Review: Zoe’s Tale by John Scalzi
I love the cover art by John Harris, even though I must admit that it was the Hugo Nomination that bumped Zoe’s Tale to the top of my reading list. I’ve followed John Scalzi’s blog for a while and am a proud owner of copy number 263 of Your Hate Mail Will Be Graded. However, I’d not actually read one of his novels until I picked up Zoe’s Tale. Reading Scalzi’s Thoughts on Zoe’s Tale assured me that it would work as a stand alone read, and I’d have to agree.
When writing a science fiction story, one of the first questions an author has to ask is whether or not there will be extraterrestrial life. Many great galaxy spanning epic series have dealt with a universe in which all life in the galaxy could be traced back to earth. Asimov’s Foundation, Robot and Galactic Empire novels come to mind. Even when there are aliens, often we’ll encounter only a handful of races in an entire series. In this relatively short novel, we interact directly with a 1/2 dozen races and more are referred to by name. Still more (over 400) are implied. The feeling I get is that the majority of these races are at war with each other over the galaxy’s finite resources. (heh, SF really isn’t about the future, is it?) Into this is thrust a teenage girl, with a penchant for peacemaking.

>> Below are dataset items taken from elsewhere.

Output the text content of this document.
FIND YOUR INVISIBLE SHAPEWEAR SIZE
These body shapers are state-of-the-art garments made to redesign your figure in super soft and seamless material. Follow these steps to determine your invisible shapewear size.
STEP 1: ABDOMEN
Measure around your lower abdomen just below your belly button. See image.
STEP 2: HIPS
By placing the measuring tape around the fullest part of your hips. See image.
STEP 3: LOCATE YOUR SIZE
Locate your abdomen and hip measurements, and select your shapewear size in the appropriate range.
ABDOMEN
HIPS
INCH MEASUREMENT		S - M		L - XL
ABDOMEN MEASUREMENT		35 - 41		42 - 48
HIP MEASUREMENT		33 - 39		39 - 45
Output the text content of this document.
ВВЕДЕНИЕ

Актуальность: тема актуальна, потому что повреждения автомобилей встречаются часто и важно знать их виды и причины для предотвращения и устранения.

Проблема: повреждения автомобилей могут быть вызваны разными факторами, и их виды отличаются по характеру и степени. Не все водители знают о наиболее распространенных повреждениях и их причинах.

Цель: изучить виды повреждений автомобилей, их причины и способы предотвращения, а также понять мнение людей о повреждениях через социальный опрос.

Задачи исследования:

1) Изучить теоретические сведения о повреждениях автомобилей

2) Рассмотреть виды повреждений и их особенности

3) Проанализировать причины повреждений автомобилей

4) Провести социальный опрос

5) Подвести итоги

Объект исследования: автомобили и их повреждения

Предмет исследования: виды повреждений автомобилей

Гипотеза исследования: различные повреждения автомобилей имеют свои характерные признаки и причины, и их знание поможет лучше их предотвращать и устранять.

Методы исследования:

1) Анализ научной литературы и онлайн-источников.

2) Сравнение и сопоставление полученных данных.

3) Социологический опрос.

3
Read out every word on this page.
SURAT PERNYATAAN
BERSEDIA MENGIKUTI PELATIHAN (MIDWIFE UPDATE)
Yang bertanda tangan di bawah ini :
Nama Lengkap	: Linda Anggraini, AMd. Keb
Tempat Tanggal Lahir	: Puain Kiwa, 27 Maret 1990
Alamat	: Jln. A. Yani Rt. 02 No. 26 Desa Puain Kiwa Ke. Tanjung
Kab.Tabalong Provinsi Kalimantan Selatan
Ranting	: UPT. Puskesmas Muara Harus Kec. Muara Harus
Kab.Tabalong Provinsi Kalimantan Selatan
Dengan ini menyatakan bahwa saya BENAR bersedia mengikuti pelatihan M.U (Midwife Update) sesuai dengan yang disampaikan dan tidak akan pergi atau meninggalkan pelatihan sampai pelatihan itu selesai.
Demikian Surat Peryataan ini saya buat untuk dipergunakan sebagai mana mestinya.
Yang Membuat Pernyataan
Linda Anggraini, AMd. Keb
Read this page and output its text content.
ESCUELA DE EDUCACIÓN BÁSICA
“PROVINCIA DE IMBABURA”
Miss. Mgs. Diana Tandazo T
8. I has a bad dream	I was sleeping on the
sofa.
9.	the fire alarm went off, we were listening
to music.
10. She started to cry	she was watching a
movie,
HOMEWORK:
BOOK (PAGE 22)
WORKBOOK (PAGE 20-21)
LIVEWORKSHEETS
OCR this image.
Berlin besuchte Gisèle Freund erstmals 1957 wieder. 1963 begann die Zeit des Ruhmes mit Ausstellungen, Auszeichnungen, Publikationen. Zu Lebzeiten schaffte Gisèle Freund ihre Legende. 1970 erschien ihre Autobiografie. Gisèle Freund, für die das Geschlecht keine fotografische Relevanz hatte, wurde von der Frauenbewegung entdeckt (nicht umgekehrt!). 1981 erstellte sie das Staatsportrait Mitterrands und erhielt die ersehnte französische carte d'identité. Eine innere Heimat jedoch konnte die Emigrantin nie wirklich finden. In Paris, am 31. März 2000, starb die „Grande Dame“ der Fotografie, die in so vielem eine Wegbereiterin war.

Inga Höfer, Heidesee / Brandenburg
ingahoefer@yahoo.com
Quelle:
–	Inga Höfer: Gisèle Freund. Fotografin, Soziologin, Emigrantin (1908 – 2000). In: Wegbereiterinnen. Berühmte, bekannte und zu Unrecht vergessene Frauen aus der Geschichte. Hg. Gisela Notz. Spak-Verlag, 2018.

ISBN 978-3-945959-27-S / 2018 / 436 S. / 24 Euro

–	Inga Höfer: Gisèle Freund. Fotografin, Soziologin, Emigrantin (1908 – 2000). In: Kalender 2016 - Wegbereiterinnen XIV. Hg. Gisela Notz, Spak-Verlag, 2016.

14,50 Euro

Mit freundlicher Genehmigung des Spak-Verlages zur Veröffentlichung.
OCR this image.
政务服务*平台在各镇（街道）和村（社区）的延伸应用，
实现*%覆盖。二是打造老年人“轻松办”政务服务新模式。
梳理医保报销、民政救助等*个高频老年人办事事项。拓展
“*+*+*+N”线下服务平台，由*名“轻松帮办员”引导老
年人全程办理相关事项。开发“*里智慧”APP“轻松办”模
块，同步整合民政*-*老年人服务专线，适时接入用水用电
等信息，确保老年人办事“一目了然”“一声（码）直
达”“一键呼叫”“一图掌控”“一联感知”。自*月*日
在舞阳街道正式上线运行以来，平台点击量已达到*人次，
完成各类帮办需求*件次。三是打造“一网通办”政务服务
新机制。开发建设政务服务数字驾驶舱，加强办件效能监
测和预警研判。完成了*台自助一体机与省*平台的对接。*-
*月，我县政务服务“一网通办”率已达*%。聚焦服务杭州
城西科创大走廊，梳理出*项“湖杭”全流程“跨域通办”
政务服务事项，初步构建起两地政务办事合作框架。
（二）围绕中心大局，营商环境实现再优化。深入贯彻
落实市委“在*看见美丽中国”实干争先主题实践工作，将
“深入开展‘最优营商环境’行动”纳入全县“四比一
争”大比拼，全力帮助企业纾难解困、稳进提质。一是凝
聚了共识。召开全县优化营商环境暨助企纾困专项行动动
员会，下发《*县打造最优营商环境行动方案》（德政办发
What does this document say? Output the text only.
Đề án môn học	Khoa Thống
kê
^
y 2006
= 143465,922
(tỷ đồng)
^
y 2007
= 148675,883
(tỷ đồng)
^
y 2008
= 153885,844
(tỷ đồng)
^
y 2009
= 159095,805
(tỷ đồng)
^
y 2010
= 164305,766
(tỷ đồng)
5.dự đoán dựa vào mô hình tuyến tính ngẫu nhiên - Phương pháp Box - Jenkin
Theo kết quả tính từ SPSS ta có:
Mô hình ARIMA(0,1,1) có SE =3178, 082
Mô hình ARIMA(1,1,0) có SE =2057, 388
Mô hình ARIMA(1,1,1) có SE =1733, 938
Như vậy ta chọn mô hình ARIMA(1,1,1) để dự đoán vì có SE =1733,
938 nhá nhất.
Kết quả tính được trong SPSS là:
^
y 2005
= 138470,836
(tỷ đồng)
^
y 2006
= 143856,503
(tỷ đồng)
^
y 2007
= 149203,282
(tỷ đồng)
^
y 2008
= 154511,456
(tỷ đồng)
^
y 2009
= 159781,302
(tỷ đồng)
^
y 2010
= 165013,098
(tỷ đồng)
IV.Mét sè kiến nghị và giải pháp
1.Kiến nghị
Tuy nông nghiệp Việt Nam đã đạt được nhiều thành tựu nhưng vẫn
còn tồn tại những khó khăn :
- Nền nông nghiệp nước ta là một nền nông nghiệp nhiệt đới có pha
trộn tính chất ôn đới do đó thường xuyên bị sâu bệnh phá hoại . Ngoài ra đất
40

Zoe Boutin Perry was the soul survivor of a space station caught in the middle of a battle between 2 alien races. (Bear with me, I’ve not read any of the other Old Man’s War novels) By a twisted chain of events, she becomes central to a treaty between humanity and a genetically engineered race called the Obin. Remarkable and privileged in many ways, Zoe is mostly a typical teenage girl. She likes music, she’s sarcastic, she blushes when her boyfriend writes her poetry, and she obviously keeps a good journal, if her voice as narrator is any indication. The feature that sets her apart, is that she REALLY doesn’t like to see people fight. Early in the story, with the help of her new best friend, Gretchen, she stops what could have been a rather large brawl between boys from 2 different colonies. As the the threats in the books grow in scale, her negotiation skills get honed even further. Her arc from carefree child to manipulator of one of the most ancient races in the galaxy is an amazingly smooth progression.
The pace of the story felt very much like I was reading the entries in a journal, often with explicit indicators of how much time had passed in the white space between sections of text. Early on the power of teenage gossip gave a VERY good tool to let the narrator describe events that she hadn’t directly witnessed. Used sparingly this helped bridge important segments of the story. Other than the space ships and the aliens and the associated explosions, I’d have to say that my favorite word in Zoe’s Tale was “unhugged.” Scalzi uses it as a tool to indicate when a hug actually ends in a long section of dialog. There’s a lot of intense situations that result in needed hugs and I was delighted by this small detail. I’m impressed with the work Scalzi put into this novel. It’s a good read, with a good message, and a spectacular introduction to not just Scalzi, but science fiction.